Bird-watching soars amid COVID-19 as Americans head outdoors

Conner Brown, a 25-year-old law student at Stanford University, spent the early days of the pandemic
following his brother as he spotted and collected characters in the Pokemon Go mobile game.
Then, Brown noticed the birds.
"I thought, ‘Why don’t I take up birding?’ It’s like real-life Pokemon Go. It’s super addicting
because you can start logging them and you get a little collection. It’s really cool," Brown said.
He paused, then added, "They should really game-ify it."
Brown, who’s living near Annapolis, Maryland, can now identify 30 different bird species. He can
recognize the calls of the brown-headed cowbird and cardinal and tell male birds from females. He bought
a special set of binoculars that attaches to his iPhone camera, downloaded bird identification and
bird-logging apps, and is giving birding advice on Twitter.
"The world of birds is so much more vibrant and active than I’d ever realized, and once I paid
attention, it just hit me in the face," Brown said. "It’s given me a reason to get out of the
house, it’s motivated me."
With coronavirus restrictions dragging on, interest in bird-watching has soared as bored Americans notice
a fascinating world just outside their windows. Downloads of popular bird identification apps have
spiked, and preliminary numbers show sales of bird feeders, nesting boxes and birdseed have jumped even
as demand for other nonessential goods plummets.
The trend coincides with peak migration for hundreds of species and nesting season, giving newfound
birders a front-row seat to some of nature’s biggest shows. Birds are their most active — and noisy —
now, and like Brown, many Americans no longer in an office or classroom all day are taking notice.
"The birds don’t know that there’s a pandemic. They’re migrating, building nests and laying eggs,
just like they always have," said Michael Kopack Jr., who put up a birdhouse at his home in Angier,
North Carolina, and is watching a pair of bluebirds hatch their eggs.
"It kind of takes us back to a magical time six or eight weeks ago when there was no pandemic,"
he said. "It lets me decompress and get away from everything that’s going on in the world, at least
for a little while."
Downloads of the National Audubon Society’s bird identification app in March and April doubled over that
period last year, and unique visits to its website are up by a half-million. The prestigious Cornell Lab
of Ornithology in Ithaca, New York, has seen downloads of its free bird identification app, Merlin ID,
shoot up 102% over the same time last year, with 8,500 downloads on Easter weekend alone.
Visits to Cornell’s live bird cams have doubled, and uploads of bird photos and calls have increased 45%
and 84%, respectively, on Cornell’s crowdsourced bird-logging app, eBird.
Even retailers seem to be cashing in despite the crashing economy. Preliminary marketing data shows
overall sales rising 10% to 15% this spring in the "birding category," according to data from
Panacea Products Corp., which makes bird-feeding products.
Amid the surging interest, spring bird counts nationwide are getting some adjustments for social
distancing. The counts are critical for understanding how migratory birds are faring and are a high
point for avid birders each year.
In Portland, Oregon, those participating in the Birdathon — a fundraiser for the Audubon Society of
Portland — will go bird-watching individually over a period of weeks instead of heading out in teams for
a day or a weekend. They will report their sightings by virtual check-in, ending with a Zoom celebration
on May 9, said Sarah Swanson, the fundraiser’s coordinator.
"Birds are everywhere now. They’re singing, they’re migrating, they’re nesting," she said.
"They’re busy every minute of the day doing all these interesting behaviors — and I think that’s
what draws people in."
Even people who loved the outdoors before the pandemic have discovered — or rediscovered — birding in new
ways.
Phillip Torres, host of Discovery Channel’s Expedition X, knows a lot about nature but hadn’t paid much
attention to birds, preferring to study insects, snakes and plants.
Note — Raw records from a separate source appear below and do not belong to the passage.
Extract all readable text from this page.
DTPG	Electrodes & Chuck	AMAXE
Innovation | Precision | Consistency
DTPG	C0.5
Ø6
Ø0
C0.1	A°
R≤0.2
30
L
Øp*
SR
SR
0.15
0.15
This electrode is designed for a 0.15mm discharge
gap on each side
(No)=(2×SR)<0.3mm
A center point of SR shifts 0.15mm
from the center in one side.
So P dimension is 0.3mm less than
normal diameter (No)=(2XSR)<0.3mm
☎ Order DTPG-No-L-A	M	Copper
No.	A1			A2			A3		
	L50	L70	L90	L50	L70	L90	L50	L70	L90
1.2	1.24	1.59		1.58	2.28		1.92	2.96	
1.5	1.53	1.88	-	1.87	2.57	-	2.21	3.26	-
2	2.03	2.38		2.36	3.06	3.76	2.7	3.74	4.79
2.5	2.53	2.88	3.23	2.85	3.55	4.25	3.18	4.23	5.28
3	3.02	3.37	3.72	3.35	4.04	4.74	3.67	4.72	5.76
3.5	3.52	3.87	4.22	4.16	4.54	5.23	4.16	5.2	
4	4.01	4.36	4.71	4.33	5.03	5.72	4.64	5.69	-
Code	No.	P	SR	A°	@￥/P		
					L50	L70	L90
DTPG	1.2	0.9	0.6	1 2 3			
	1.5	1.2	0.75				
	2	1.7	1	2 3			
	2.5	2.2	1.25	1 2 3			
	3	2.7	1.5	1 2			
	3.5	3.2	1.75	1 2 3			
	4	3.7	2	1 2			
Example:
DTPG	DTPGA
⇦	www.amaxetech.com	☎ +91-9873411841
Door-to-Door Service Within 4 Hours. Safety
When the virus postponed travel to
exotic destinations and forced his show into hiatus, Torres moved from New York City to Seattle. He
noticed birds in his new backyard, watching robins pluck worms from the ground "just like in the
cartoons."
With his professional video gear still in New York, Torres put up hummingbird feeders and invested in a
spotting scope and clamps to attach his iPhone to the feeders. He recorded stunning slow-motion video of
an Anna’s hummingbird coming to his feeder that he shared on Twitter.
"I managed to get something pretty spectacular that’s flying around us all the time, but we don’t
get the change to stop and appreciate it," Torres said.
"I’m really reconnecting with what’s immediately around me," he said. "Everybody dreams
about seeing lions in the wild or tigers in the wild, but we’ve got some pretty amazing stuff right out
our window — and it’s really good for the soul."